Charakterisierung und Analyse des 1. Auftritts
Nathans Reaktion auf den Brand zeigt wichtige Charakterzüge: Seine Gelassenheit bezüglich des materiellen Verlusts ("...dass sie sich einfach ein neues bequemeres Haus bauen") verdeutlicht seinen Wohlstand als erfolgreicher Kaufmann. Seine tiefe Besorgnis um Recha hingegen offenbart, was ihm wirklich wichtig ist – nicht Besitz, sondern Menschen.
In den Versen 21-26 wird Nathans emotionale Erschütterung durch rhetorische Fragen und Gedankenstriche deutlich. Seine Verwirrung und Überforderung angesichts der Nachricht zeigen die intensive Bindung zu seiner Adoptivtochter. Diese Szenenanalyse des 1. Aufzugs verrät, dass Nathan trotz seiner Besonnenheit tiefe Gefühle hat.
Interessant ist auch das Verhältnis zu Daja, der christlichen Gesellschafterin. Die Geschenke, die Nathan ihr mitgebracht hat, deuten darauf hin, dass er versucht, ihr Schweigen über Rechas Adoption zu erkaufen.

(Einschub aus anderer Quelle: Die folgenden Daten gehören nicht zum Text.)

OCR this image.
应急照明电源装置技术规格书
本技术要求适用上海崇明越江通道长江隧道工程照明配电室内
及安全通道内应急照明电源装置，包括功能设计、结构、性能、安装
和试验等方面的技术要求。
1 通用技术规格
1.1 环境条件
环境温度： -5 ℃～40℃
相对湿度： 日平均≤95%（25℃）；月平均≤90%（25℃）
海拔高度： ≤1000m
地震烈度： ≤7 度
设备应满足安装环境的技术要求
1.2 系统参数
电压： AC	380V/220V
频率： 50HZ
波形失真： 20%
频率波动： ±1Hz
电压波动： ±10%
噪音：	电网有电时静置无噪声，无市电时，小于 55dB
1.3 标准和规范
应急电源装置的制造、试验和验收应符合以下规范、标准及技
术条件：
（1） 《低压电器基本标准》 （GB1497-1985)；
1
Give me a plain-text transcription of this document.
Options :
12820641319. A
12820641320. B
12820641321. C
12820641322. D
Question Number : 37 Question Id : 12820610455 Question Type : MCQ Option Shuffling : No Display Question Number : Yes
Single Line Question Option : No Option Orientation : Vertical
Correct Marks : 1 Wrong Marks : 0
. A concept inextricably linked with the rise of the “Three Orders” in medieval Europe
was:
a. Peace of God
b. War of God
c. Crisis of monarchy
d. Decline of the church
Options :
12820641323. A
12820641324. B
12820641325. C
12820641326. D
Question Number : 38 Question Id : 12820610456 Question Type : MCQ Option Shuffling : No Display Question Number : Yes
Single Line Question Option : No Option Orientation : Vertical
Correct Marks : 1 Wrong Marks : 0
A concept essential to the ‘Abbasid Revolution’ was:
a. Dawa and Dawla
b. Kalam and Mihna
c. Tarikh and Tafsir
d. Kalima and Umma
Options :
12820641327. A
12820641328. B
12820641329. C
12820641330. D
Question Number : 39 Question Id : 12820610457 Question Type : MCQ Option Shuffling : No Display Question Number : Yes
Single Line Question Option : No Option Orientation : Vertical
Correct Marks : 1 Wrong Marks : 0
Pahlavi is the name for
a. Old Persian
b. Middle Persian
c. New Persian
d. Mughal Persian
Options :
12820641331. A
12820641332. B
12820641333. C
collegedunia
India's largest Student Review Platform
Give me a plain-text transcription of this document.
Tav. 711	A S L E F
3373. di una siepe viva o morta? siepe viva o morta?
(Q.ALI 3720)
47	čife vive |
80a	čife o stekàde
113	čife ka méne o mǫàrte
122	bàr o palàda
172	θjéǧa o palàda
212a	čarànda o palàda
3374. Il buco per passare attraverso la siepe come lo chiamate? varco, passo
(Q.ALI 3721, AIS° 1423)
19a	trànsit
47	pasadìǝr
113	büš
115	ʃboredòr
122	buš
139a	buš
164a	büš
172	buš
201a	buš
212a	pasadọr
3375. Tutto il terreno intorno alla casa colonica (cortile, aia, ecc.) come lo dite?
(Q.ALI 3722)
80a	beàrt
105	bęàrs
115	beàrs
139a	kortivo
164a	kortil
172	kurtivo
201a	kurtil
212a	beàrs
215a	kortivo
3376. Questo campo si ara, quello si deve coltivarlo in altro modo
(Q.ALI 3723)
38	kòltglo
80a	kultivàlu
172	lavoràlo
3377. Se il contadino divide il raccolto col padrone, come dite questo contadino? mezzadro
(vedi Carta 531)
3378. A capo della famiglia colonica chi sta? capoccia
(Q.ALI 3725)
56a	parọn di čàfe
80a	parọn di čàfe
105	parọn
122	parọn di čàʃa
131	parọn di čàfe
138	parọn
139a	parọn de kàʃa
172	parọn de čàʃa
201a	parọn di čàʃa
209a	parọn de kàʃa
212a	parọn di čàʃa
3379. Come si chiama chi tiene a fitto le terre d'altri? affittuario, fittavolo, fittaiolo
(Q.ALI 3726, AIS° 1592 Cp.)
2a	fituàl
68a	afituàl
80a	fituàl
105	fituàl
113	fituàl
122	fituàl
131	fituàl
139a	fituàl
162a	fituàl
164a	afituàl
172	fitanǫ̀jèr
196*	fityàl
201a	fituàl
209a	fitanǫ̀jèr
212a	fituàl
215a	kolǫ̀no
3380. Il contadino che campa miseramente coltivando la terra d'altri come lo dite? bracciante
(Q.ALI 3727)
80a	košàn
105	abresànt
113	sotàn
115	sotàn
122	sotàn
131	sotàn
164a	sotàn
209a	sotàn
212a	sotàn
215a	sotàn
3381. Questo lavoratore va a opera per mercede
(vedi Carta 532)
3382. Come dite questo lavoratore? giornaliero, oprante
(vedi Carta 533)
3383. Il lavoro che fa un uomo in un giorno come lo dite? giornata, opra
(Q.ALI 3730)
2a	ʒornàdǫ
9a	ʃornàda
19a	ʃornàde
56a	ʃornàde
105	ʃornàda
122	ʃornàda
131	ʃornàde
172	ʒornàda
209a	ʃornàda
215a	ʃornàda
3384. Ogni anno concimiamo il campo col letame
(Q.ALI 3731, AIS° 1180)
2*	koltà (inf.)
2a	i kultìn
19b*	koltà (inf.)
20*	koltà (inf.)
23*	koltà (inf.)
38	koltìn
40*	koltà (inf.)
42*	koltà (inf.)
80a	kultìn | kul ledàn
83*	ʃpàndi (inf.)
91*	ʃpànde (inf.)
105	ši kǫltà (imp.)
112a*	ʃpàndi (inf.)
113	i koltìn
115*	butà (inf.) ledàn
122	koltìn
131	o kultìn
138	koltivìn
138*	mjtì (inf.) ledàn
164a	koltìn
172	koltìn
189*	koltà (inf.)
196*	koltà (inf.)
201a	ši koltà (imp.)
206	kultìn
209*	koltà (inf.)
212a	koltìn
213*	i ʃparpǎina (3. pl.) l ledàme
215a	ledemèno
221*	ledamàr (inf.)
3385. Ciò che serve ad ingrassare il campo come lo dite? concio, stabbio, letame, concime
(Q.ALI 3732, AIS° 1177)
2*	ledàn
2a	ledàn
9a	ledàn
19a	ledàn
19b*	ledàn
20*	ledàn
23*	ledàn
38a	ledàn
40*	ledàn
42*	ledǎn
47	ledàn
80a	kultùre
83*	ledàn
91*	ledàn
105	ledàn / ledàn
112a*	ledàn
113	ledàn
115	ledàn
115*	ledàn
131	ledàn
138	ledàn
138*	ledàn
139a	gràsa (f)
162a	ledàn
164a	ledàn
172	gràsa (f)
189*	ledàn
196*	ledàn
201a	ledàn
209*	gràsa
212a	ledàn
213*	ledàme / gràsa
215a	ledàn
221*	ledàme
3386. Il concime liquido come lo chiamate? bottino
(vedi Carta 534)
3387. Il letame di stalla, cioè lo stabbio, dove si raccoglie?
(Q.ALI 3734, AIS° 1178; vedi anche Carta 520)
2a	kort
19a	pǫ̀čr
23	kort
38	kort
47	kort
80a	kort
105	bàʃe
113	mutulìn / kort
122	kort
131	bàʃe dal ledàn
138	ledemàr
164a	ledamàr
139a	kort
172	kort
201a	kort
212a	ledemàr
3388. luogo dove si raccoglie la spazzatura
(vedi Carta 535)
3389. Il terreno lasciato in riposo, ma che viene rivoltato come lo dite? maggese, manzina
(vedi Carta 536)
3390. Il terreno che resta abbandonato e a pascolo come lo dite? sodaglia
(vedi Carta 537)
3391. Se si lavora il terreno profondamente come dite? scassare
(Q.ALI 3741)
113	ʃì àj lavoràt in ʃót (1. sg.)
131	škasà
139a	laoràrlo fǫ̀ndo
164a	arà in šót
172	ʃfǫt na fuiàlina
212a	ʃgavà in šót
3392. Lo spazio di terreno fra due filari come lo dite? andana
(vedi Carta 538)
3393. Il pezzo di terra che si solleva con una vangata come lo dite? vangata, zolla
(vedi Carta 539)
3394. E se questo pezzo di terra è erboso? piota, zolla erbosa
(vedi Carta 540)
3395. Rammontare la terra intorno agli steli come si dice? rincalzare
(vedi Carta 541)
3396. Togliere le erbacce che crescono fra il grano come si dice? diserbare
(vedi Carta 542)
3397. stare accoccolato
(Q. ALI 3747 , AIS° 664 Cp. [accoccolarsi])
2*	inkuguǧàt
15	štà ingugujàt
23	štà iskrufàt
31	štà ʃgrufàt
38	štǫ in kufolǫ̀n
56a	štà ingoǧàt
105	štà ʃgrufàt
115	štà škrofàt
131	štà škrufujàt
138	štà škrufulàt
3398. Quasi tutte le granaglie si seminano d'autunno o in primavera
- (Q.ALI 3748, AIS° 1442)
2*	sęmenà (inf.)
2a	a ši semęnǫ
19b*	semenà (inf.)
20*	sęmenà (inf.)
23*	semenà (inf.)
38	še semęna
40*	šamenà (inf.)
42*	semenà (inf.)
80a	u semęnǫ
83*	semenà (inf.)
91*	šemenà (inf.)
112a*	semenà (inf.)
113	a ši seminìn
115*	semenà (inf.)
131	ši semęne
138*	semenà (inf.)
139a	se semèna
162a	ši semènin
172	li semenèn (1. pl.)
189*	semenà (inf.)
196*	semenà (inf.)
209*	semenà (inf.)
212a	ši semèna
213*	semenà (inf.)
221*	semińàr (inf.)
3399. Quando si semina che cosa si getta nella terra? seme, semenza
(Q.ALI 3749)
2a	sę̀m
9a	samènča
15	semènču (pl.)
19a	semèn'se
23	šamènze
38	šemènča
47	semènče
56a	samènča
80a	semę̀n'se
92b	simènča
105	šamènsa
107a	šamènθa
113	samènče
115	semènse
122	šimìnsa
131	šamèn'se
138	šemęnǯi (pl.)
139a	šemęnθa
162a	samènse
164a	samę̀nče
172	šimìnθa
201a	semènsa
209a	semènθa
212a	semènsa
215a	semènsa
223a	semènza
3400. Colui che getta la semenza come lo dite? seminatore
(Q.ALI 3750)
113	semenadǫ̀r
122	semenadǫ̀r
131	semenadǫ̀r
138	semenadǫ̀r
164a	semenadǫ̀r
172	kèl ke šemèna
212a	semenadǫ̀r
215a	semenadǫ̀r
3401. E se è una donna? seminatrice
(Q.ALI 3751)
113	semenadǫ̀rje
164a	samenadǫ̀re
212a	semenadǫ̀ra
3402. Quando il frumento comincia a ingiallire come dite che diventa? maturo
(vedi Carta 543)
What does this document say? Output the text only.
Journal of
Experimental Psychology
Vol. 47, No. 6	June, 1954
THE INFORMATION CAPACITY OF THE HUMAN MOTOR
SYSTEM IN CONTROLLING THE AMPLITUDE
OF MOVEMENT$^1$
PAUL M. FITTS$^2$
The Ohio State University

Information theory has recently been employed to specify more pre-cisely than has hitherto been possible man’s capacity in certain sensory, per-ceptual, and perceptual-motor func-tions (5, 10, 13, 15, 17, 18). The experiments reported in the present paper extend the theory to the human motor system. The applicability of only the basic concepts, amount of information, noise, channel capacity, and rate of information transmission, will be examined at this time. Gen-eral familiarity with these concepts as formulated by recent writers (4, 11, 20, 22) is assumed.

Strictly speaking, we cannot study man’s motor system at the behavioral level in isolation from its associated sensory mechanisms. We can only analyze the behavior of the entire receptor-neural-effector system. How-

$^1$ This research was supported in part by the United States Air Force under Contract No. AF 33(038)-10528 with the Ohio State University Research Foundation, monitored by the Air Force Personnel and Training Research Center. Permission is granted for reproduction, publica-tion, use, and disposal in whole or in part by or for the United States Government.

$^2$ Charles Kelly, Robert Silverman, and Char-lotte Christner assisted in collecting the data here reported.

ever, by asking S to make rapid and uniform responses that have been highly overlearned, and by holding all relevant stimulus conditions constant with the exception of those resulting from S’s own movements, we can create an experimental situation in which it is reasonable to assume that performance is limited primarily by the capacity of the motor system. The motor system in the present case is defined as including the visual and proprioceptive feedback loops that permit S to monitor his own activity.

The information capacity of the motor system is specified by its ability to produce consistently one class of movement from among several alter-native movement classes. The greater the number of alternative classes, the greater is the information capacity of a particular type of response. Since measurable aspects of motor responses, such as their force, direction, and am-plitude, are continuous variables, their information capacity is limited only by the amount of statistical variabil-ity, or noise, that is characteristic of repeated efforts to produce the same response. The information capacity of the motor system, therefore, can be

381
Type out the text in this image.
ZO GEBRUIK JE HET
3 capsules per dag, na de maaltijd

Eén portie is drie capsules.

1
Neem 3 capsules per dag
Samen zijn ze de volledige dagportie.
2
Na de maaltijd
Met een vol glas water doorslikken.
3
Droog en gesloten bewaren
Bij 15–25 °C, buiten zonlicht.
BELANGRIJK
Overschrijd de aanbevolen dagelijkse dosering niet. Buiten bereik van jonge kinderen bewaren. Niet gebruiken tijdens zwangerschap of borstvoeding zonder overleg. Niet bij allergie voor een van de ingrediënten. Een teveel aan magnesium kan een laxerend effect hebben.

Dieses Detail ist wichtig für die spätere Handlungsentwicklung und verweist auf ein Geheimnis, das im Laufe des Dramas gelüftet wird.
Nach diesem Auftritt folgt das erste Wiedersehen zwischen Nathan und Recha, bei dem er versucht, ihr mit vernünftigen Argumenten den Wunderglauben auszureden – ein typisches Element der Aufklärungsliteratur, die Lessing mit "Nathan der Weise" exemplarisch vertritt.